Endekste bu sene geliştirilen yapı ve veri ihtiyacının farklı olmasından ötürü, ülke sonuçlarını geçen seneki değerlendirme ile karşılaştırmak mümkün değil. Bu seneki raporun öne çıkan noktası, ülkelerin hedefe göre ne kadar hızlı ilerlediklerini gözlemleyebilecek olmaları. Hedefe ulaşıp ulaşmayacakları tahmini ise, geçmiş veriye ve ilerlemeye bakılarak rapor yazarlarının yorumuna bağlı oluşturulmuş.
OECD Ülkelerinin Görünümü
OECD ülkelerinin genel görünümünde hiçbir ülke hedefine ulaşabilir konumda değil. Özellikle Sürdürülebilir Üretim ve Tüketim (SKH12), İklim Eylemi (SKH13), Sudaki Yaşam (SKH14), Karasal Yaşam (SKH15) ile Hedefler İçin Ortaklıklar (SKH17) hedeflerinin “kırmızı-negatif” olduğu dikkat çekiyor.

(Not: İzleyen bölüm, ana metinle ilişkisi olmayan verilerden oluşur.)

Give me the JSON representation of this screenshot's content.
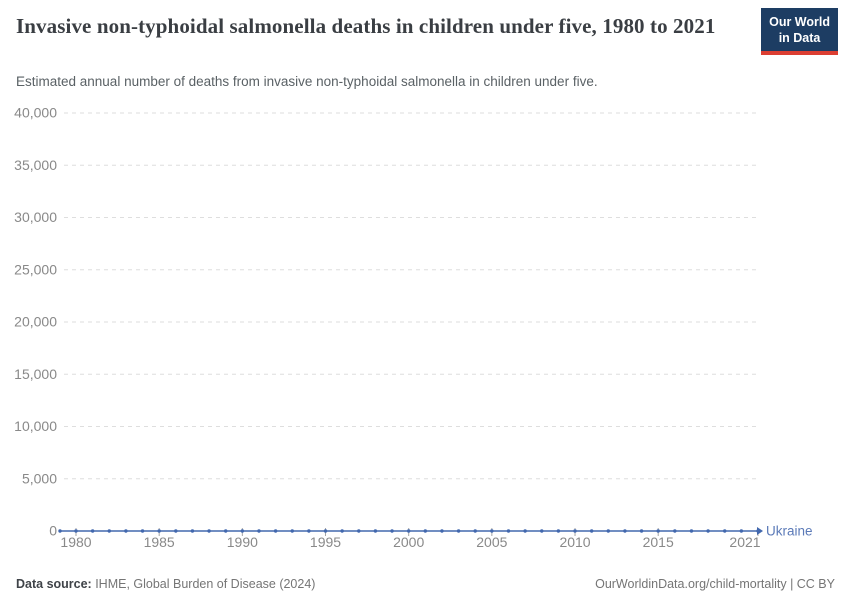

Yayılma etkisi ve “kimse geride kalmasın” prensibi ile gözden geçirilmiş endeks yapısına göre Sağlıklı Bireyler (SKH 3), Nitelikli Eğitim (SKH4), Eşitsizliklerin Azaltılması (SKH10) veri yapılarında eksikler var. Ayrıca Açlığa Son (SKH2) hedefinde sürdürülebilir olmayan tarım koşulları ve artan obezite seviyeleri değerlendirmeleri aşağı çekiyor. Özetle, çevresel hedefler ile “kimse geride kalmasın” prensibine yönelik yapılanlarda OECD ülkelerinin zorlandıkları görülüyor.
Türkiye’nin Görünümü
2017 raporunu hatırlamak gerekirse, Türkiye gündeminde kırmızı ile değerlendirilmiş alanlar; Açlığa Son (SKH2), Toplumsal Cinsiyet Eşitliği (SKH5), İnsana Yakışır İş ve Ekonomik Büyüme (SKH8), Sanayi, Yenilikçilik ve Altyapı (SKH9), Eşitsizliklerin Azaltılması (SKH10), İklim Eylemi (SKH13), Sudaki Yaşam (SKH14), Karasal Yaşam (SKH15) idi.
Bu sene farklı kriterler girse de yine aynı hedefler üzerinde eksik (kırmızı) değerlendirme bulunuyor. Ayrıca Nitelikli Eğitim (SKH4) hedefi de kırmızı tabloya geçmiş durumda. Bununla birlikte;
- SKH2, SKH5, SKH8, SKH14’e yönelik adımlar iyileşme yönüne geçmiş.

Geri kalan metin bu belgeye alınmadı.